I think it's the credit markets for businesses and banks that have dried up. The banks are scared to lend to other banks because of shaky balance sheets and the consequent risk of default. Very large businesses fund operations through short term borrowing on bond markets and via huge credit lines. Prospective bond buyers are likewise spooked by poor balance sheets and the various sorts of toxic debt instruments held by the big players. The banks are timid about funding credit lines too for all of the above reasons. So, it's not really the residential mortgage market that is the problem in terms of future borrowings. Rather, it's the non-performing residential loans that were recklessly securitized that comprise many of the toxic "assets" that result in wrecked balance sheets. (Others are the mysterious credit default swaps, structured investment vehicles and credit default obligations). And the loans are non-performing because the fed-induced (as opposed to free market-induced) bubble in housing prices popped and borrowers who should have remained renters can't sell their now over-priced houses nor can they tap equity because values have plummeted to what they would have been without the ridiculous easy credit policies implemented in the Clinton years and subsequently placed on steroids by the liberal "Decider."
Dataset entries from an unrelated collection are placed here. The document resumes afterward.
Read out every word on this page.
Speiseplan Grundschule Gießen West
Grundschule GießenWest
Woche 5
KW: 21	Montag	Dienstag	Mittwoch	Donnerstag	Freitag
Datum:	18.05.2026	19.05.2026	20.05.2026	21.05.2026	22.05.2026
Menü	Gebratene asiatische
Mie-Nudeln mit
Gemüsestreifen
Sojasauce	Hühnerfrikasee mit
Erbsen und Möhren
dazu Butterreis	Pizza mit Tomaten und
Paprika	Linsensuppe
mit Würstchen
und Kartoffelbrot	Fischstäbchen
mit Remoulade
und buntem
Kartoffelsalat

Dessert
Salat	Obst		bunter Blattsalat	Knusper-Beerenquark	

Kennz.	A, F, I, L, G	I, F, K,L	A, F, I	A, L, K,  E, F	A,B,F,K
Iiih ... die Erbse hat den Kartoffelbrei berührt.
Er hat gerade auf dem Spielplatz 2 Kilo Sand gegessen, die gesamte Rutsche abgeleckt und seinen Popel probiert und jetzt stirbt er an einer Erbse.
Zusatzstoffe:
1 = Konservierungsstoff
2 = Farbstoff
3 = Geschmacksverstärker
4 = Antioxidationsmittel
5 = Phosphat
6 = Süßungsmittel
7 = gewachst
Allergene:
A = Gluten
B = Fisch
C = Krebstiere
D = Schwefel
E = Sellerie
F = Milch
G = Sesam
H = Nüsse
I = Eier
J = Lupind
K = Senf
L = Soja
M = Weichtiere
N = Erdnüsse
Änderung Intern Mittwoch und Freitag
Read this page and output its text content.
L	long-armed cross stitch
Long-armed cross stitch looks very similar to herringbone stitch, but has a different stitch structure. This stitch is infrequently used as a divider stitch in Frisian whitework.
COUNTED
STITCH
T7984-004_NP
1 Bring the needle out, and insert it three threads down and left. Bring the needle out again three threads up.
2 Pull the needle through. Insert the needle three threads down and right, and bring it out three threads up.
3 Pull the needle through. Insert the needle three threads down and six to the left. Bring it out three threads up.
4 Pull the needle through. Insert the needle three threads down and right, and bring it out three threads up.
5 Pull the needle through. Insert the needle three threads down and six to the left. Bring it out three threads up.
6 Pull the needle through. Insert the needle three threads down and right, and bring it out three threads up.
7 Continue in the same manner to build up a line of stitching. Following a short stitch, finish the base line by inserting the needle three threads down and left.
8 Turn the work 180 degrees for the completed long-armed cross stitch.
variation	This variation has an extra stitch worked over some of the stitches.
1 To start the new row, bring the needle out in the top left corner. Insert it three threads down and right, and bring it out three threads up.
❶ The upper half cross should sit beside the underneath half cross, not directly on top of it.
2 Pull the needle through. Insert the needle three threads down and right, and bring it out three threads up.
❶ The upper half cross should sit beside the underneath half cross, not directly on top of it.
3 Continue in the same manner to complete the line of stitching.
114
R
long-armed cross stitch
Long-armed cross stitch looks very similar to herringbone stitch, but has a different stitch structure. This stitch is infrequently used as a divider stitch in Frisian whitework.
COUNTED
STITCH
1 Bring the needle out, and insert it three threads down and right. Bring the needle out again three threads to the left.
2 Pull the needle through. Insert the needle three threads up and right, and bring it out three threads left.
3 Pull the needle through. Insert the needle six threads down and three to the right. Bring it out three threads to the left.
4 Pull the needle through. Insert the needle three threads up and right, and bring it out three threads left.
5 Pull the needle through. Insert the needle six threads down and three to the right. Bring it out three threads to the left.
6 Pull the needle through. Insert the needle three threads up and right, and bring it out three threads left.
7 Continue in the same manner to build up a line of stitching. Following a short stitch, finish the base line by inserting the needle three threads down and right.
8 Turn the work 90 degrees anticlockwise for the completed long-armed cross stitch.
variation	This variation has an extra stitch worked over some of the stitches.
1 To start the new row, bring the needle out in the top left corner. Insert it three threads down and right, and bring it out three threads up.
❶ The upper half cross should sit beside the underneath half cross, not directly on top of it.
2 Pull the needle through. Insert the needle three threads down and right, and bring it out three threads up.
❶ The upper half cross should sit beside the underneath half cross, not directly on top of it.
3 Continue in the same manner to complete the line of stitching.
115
September 25, 2008 5:12 PM  
Blogger Black Sea said...

Today, I emailed two friends of mine back in the States about their thoughts on the bailout.

One, who works in real estate, told me he couldn't comment on the Paulson plan because he didn't understand it, and then went on to critique in quite well-informed terms the lead up to this situation in the real estate sector, including the fact that everyone has seen this coming for years, and so long as they were making money (or buying votes) they were pretty well satisfied with the general trend.

My other friend, who works in the stock market, is strongly opposed to the bailout. Just let the market work its way through the bad debt, get the pain over with, move on. That's his take, in a nutshell.

I'm starting to be of the opinion that I'll believe in the alleged depth of this crisis when I start seeing some big names jump out of some high windwos. I want proof.

September 26, 2008 11:39 AM  
Blogger ziel said...

I assume many senators and congressmen have much to lose in the market - hard to imagine they're all being very impartial in their deliberations.